DSP 41 | Becoming The CEOSaifa Koonar was appointed President & CEO of the Alberta Children’s Hospital Foundation in June 2009. As CEO, she is accountable for the leadership and executive management of the organization. Saifa is responsible for the overall direction and operation of the Foundation

Saifa has been with the Foundation for 22 years, holding positions of Chief Operating Officer, Chief Development Officer, Senior Vice President, and Campaign Director for the building of the new Alberta Children’s Hospital in Calgary.

In addition to her professional achievements, Saifa devotes herself to a number of voluntary activities. Saifa has served in a leadership capacity within the Ismaili Muslim Community for over 25 years in the areas of sports development, international development, youth development, media and public relations, the arts, and advancement in education.

She is a Member of the Aga Khan Foundation Canada National Committee.

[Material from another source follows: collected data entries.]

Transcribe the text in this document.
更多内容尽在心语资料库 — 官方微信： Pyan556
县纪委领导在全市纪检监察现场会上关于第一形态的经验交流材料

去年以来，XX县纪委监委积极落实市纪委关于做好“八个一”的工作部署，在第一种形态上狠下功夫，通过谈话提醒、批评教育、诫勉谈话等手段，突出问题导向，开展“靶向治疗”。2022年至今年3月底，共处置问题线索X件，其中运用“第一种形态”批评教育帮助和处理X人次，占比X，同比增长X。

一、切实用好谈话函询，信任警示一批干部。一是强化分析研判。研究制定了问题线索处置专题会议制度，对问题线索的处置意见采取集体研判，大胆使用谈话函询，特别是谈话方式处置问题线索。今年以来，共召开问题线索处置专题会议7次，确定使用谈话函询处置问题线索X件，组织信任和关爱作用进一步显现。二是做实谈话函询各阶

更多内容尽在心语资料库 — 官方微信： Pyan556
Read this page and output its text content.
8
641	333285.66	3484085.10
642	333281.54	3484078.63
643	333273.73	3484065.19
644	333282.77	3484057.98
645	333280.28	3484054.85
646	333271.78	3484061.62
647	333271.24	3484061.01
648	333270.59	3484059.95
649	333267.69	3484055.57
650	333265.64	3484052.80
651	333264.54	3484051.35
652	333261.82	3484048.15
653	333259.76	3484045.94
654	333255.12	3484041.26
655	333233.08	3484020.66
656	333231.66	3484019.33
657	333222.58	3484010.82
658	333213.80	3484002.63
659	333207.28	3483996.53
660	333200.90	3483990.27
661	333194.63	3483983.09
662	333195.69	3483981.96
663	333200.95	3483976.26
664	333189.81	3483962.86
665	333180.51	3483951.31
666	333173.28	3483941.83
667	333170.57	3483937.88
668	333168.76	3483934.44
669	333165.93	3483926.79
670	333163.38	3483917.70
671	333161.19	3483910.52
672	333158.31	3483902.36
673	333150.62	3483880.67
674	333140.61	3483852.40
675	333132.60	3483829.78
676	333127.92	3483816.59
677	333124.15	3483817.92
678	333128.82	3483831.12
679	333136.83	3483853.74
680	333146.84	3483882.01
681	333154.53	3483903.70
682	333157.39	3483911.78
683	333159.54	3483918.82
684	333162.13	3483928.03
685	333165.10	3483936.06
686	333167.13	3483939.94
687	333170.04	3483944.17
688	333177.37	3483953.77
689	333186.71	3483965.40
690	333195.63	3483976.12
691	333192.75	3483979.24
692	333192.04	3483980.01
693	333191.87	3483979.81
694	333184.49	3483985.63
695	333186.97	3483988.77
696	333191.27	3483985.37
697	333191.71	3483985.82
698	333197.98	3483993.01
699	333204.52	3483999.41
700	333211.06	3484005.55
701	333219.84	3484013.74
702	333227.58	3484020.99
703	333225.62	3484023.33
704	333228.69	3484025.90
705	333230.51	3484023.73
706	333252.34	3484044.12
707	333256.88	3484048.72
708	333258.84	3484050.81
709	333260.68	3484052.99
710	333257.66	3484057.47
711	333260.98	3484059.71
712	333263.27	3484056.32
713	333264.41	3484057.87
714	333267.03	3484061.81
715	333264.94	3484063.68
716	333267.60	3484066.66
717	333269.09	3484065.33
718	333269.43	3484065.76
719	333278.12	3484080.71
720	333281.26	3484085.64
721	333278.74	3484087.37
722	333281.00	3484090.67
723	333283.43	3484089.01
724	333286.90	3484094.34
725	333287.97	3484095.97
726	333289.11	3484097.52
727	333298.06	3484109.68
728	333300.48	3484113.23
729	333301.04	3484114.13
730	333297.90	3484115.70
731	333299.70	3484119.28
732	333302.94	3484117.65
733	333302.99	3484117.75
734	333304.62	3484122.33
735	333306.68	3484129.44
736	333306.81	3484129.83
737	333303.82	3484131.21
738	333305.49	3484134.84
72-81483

Aga Khan Foundation Canada (AKFC) is an international development organization and registered Canadian charity working to break the cycle of poverty in Asia and Africa in partnership with the Government of Canada and diverse Canadian institutions and individuals. Most recently she received an appointment to the International Advisory Committee, Global Encounters (IAC-GE), which oversees all international programs for the Ismaili Muslim Community.

Saifa is also a member of the International Women’s Forum and Canadian Children’s Hospital Foundations. She holds a holds the ICD.D designation from the Institute of Corporate Directors, a Masters of Business Administration as well as a Bachelor of Commerce degree in Finance from the University of Calgary.